Trois ans à essayer de caser dans 24h du temps pour être maman, épouse, working girl et parfois, souvent en dernier, un peu soi-même. Et à se sentir coupable quand je privilégiais certains aspects de ces rôles ce qui conduisait immanquablement à ponctionner du temps sur les autres.

Jusqu’à récemment je m’acharnais à penser que j’allais parvenir à ce don d’ubiquité.
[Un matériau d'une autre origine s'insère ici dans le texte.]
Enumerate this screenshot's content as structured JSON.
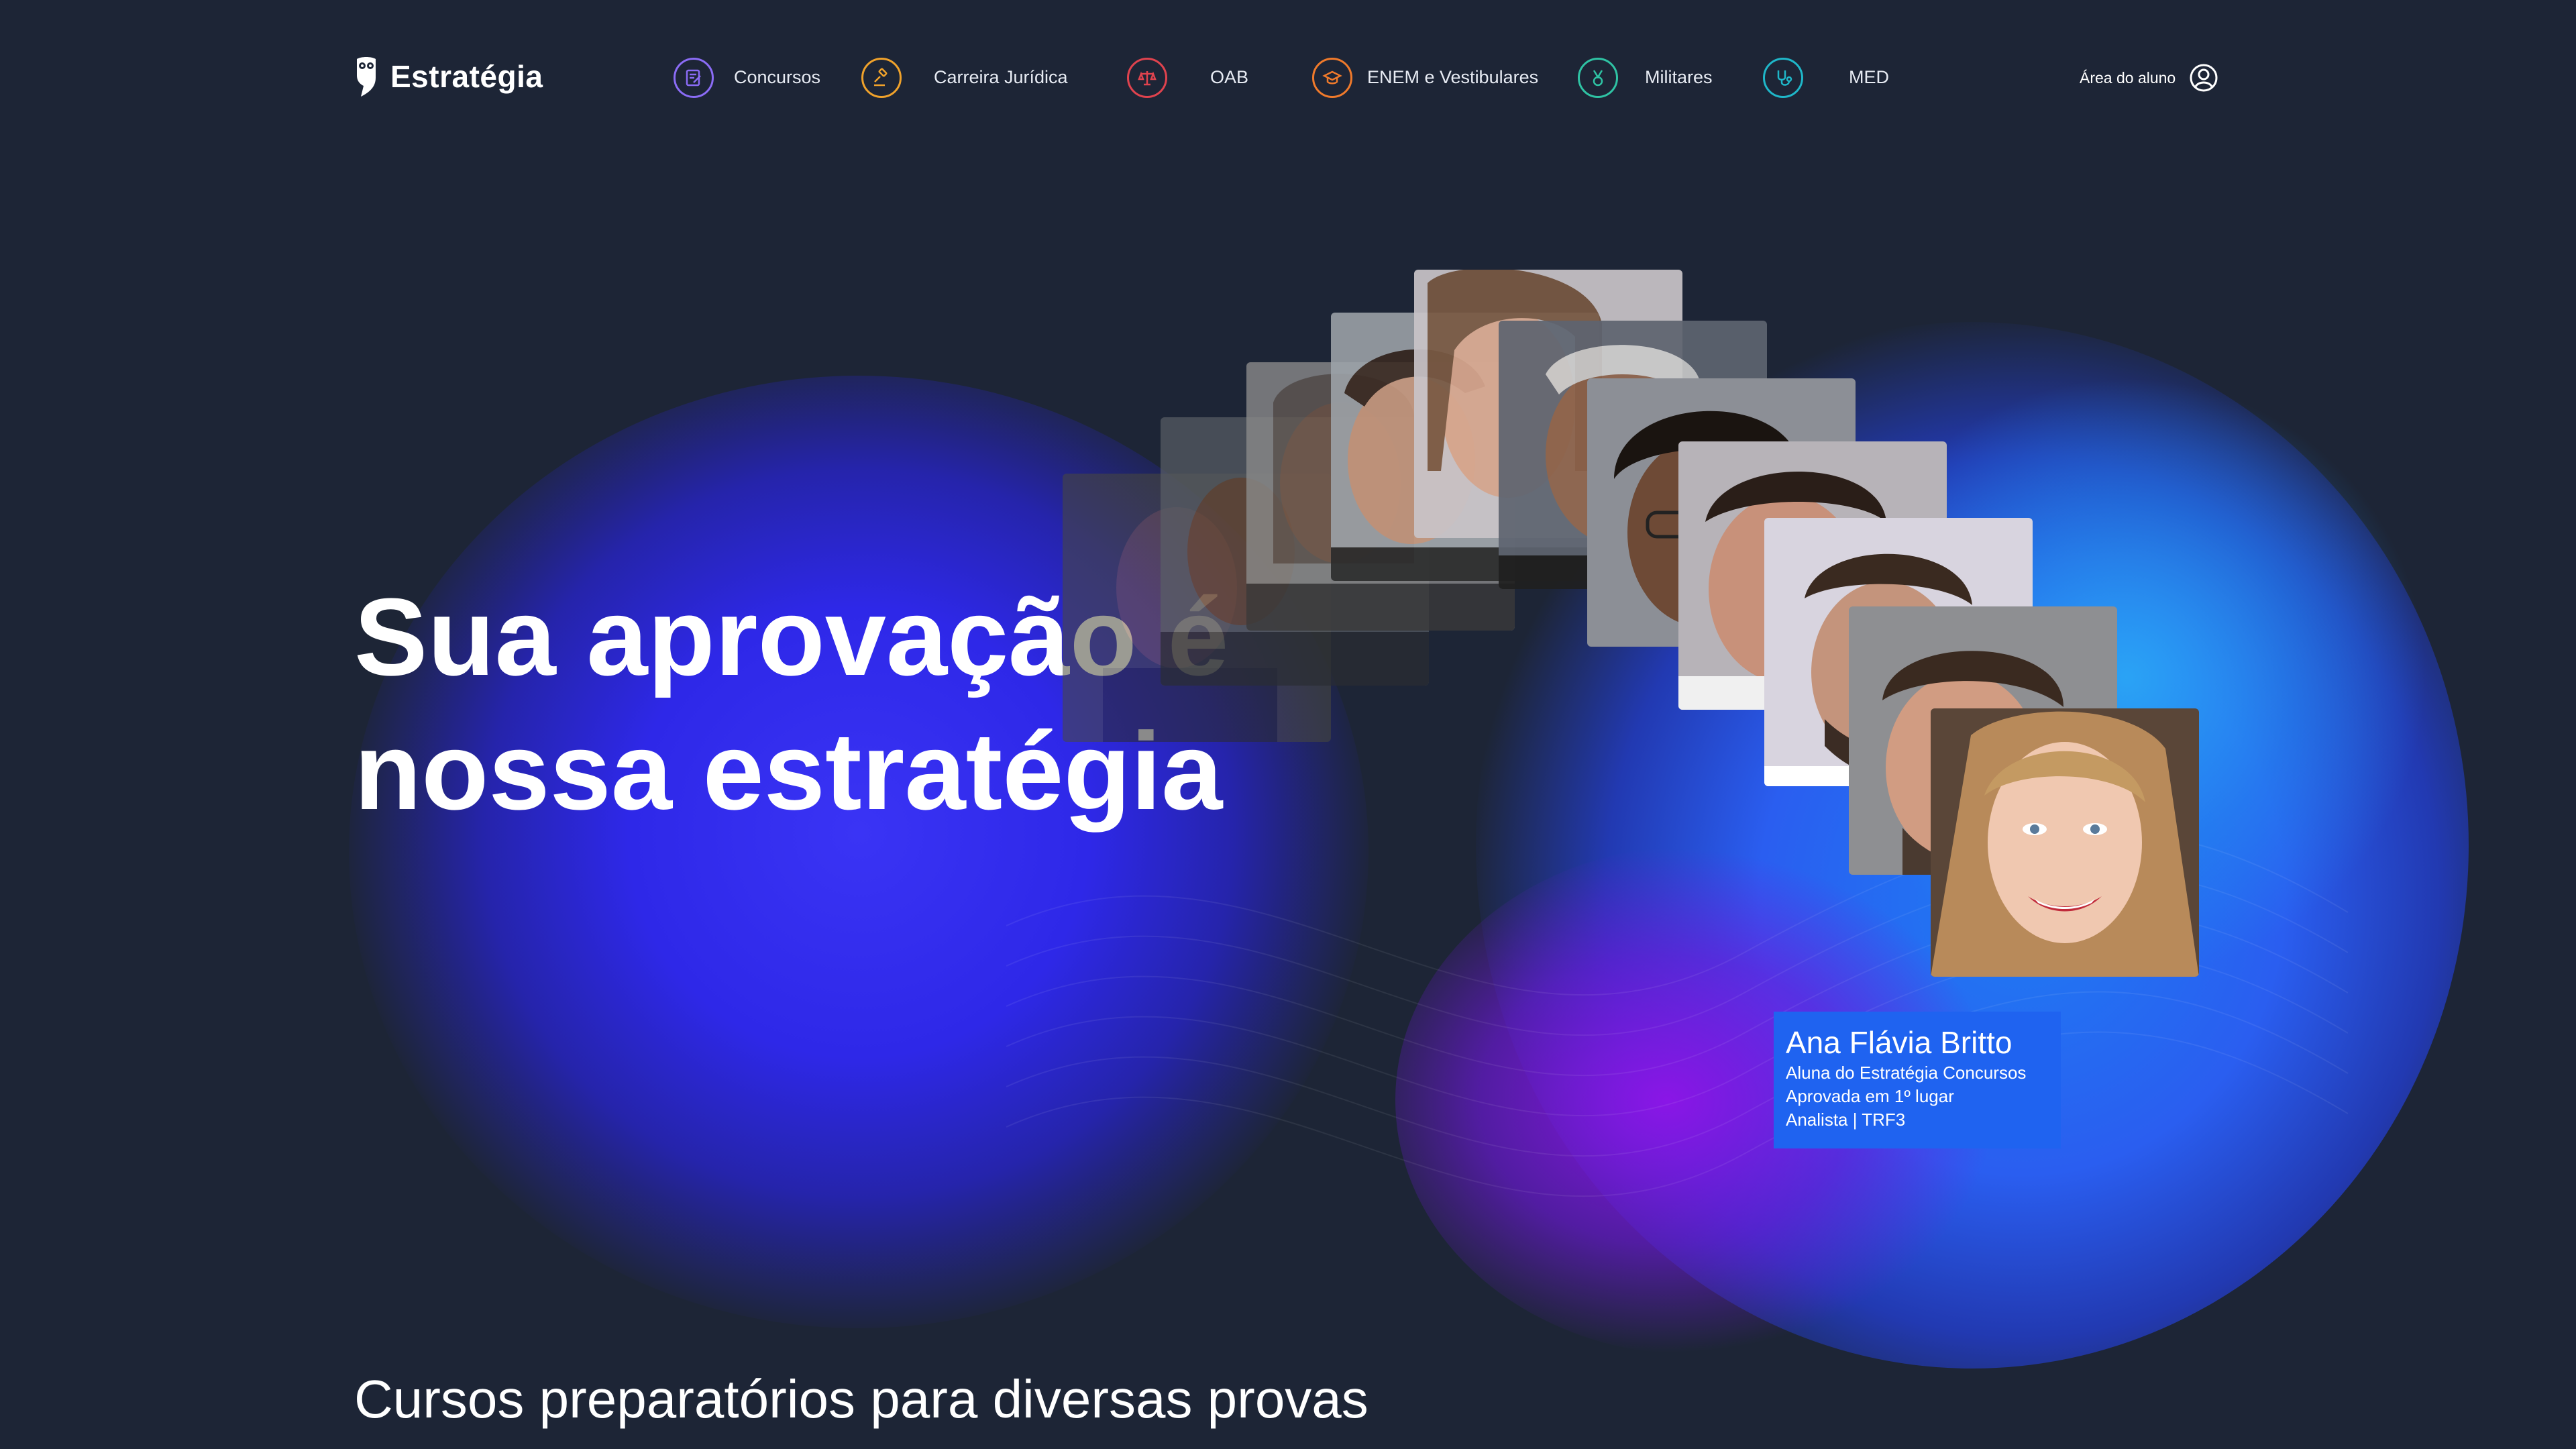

Mais j’ai une petite fille de trois ans qui va rentrer à l’école. Une petite fille qui aime courir cul nu dans le couloir en riant quand on essaie de l’habiller, qui adore sauter dans les flaques, qui s’arrête pour observer chaque papillon, sentir chaque fleur. Surtout quand on est retard. C’est à dire tous les jours. Une petite fille à qui j’ai souvent demandé de se dépêcher pour mettre ses chaussures, que j’ai maintes fois attrapé par la manche pour l’extirper à sa contemplation de la dixième fleur qu’elle rencontrait en chemin, à laquelle je répondais un oui, oui d’impatience parce que t’as vu il est beau le ciel? et le chat?!
Presque trois ans à regarder mon compteur et l’heure dans les bouchons à penser qu’à 7h22 il faudrait que je passe devant la station service pour être certaine d’arriver à l’heure au boulot, et « maman je veux ldksldjsk? ». Quoi chérie? le ***sjdhjs! Maman le kldkl! lkjdsks mamaaan!!!! Enlève ta sucette ma chérie je ne comprends rien, je suis désolée chérie je ne peux pas me retourner je conduis. « le lkjqskq! sjkjsqklq! lkjsqkj, ouuuuuin ».

Et puis parfois il se produit dans une vie des évènements difficiles qui vous obligent à faire une pause et à regarder ce qui vous entoure et à vous demander ce qui est important.

Ma fille a trois ans et elle va rentrer à l’école.
Elle va encore grandir.
Elle voudra mettre ses céréales dans son bol toute seule.
Elle ne réclamera plus mes bras quand elle sera fatiguée.
Elle ne s’arrêtera plus en chemin pour me faire plonger le nez dans les fleurs-mmmh-sens-maman.

Et je trouverai ça bien. Je n’aurais plus cette impression qu’il me faudrait quatre bras et le double de mon temps.

Et plus tard elle en aura assez des bisous dans le cou devant l’école.
Elle aura le nez plongé sur son téléphone portable
Un jour elle me demandera peut être même de la déposer loin devant le portail parce que c’est trop la honte.

Et j’essaierai de ravaler mes larmes et de penser que c’est une bonne chose. Il y aura toujours des embouteillages, des matins difficiles, un dernier email à envoyer, une vaisselle à ranger. Mais elle n’aura plus trois ans. Un jour les fleurs seront redevenues inexistantes, les flaques d’eau ne seront plus des océans à franchir à la recherche d’un trésor, on ne comptera plus les camions rouges et les camions bleus.Et ce sont ces moments qui apparaîtront comme le sel de la vie.

Je respire ces fleurs en chemin en regardant ses yeux qui s’éclairent, je saute à pied joints sur les pavés. Et j’arrive en retard. Moins qu’avant. Peut être parce qu’à force de ne plus lutter contre le temps, il s’est lassé de s’acharner contre moi. Ou peut être l’inverse.

Ce qui compte c’est qu’aujourd’hui elle a trois ans et elle va rentrer à l’école.